Load set_rlimits, OSS, libffado(optional)
One of the keys to having a good audio experience with Linux is to make sure your hardware is supported. This is more about making good judgments rather than buying expensive interfaces.
Load Jack-OSS, non-session, non-mixer
You can also route audio without Jack. See below. It's important to remember to not load more than one jack extension. Different versions are incompatible and will explode.
A rudimentary mental map of some audio tasks. The boundaries between all these kinds of data/audio are arbitrary. All human music takes this journey, it's endpoints unchanged from the beginning of our making songs to the end.
1)HB ⇒ [X] ⇒ S
2)S ⇒ [X] ⇒ HB
where HB is the human brain, S is the sounds we hear and X is any number of steps as defined below.
which in English is:
1) something in a brain express itself as sound.

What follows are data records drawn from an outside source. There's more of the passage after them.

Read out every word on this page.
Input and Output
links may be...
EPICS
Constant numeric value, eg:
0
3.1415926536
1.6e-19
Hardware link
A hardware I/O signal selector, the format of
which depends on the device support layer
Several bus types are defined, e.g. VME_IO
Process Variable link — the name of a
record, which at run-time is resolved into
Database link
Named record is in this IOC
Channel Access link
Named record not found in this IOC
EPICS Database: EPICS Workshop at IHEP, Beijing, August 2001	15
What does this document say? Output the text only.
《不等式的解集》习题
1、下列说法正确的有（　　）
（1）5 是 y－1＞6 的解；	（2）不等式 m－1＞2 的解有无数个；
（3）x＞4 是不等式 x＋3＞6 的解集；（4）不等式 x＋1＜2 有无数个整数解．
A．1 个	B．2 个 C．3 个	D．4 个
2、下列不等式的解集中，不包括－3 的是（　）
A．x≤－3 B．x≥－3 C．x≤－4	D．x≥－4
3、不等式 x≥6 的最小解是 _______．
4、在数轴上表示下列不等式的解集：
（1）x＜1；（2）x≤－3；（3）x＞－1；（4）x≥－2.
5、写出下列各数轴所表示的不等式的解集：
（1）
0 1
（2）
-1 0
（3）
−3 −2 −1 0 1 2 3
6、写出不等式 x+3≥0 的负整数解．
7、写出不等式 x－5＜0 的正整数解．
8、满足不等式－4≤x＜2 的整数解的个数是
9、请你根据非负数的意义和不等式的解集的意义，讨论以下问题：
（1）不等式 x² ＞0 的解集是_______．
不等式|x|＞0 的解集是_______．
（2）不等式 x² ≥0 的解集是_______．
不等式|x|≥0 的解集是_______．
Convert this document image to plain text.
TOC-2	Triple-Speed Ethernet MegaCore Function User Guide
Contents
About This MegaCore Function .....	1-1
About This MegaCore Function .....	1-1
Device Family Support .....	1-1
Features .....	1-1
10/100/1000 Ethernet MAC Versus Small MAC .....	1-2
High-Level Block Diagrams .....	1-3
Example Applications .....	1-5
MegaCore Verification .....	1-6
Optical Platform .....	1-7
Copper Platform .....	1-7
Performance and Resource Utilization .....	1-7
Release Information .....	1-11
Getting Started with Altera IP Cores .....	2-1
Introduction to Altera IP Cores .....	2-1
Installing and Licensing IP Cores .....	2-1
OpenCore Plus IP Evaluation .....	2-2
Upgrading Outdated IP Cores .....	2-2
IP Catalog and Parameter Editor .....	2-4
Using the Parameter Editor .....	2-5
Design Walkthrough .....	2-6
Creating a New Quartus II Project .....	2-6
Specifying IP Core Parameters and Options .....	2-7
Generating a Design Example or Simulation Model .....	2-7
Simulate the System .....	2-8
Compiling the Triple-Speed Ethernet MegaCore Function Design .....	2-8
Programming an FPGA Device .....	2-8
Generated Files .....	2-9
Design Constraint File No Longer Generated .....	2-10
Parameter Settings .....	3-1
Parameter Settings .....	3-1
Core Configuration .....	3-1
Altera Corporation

2) an audience listens, something in the brain is transmitted.
Sometimes there's a machine which either helps us do physically work or mental work in the middle.
HP = human performance HN = human notation HB = human brain S = sound I = Instrument (physical work aid [work ⇒ wave])
These days, thanks to transistor, CPU's are for all intents & purposes digital. Hence:
ADC = analog to digital converter CPU = Instrument (computational aid) MEM = Computer memory (usu. disk or RAM) DAC = digital audio converter MIC = Microphone (HA to analog signal) SPK = Speaker (analog signal to HA)
Classical Composition
HB ⇒ HN
Performing sheet music.
HN ⇒ HB ⇒ HP ⇒ I ⇒ S
Improvisation.
HB ⇒ HP ⇒ I ⇒ S
HP ⇒ I ⇒ S ⇒ MIC ⇒ ADC ⇒ CPU ⇒ MEM
MEM ⇒ CPU ⇒ MEM
sox can perform batch conversions with the greatest efficiency.
HN ⇒ [X] ⇒ CPU ⇒ [X] ⇒ HN
HN = musical notation
HN = [X] = MEM
HN = sequencing pattern.
HP ⇒ [X] ⇒ MEM ⇒ [X] ⇒ S
HP ⇒ I ⇒ CPU ⇒ MEM ⇒ [X] ⇒ S
In which human parsable audio/data goes into the black box, becomes computer parsable data but remerges as human parsable audio out. As near to real time as humanly possible, oh I mean robotically possible.
S ⇒ [X] ⇒ CPU ⇒ [X] ⇒ S
audio to audio
audio to audio
data(code) to audio
OSS comes with a builtin mixer with a console interface. Currently no other console mixers fully support the OSSv4 api (they may, however, work with older drivers/soundcards that support the v3 api). ossmix will bring up a list of channels and their current settings. Documentation is here: http://manuals.opensound.com/usersguide/ossmix.html
sox -d -d <effect> <parameter>
will pipe sound from the default input device to the default output device whilst applying the effect. For further control, you can substitute the names of the devices.
midi player/synth
inputs ascii outputs .wav. takes tested with OSS only http://www.jdkoftinoff.com/main/Free_Projects/Drum_Synth_For_Linux/ This version was compiled with OSS as the sound driver.
Chuck is a strongly-timed on-the-fly audio programming language. To load and play saved chuck programs,
chuck foo.ck where foo is the name of your program.
Livecoding: Start the virtual machine.
chuck --loop
In a text editor of your choice begin coding your chuck program. Save your program.
chuck + foo.ck
in a separate terminal window will add your program to the running virtual machine.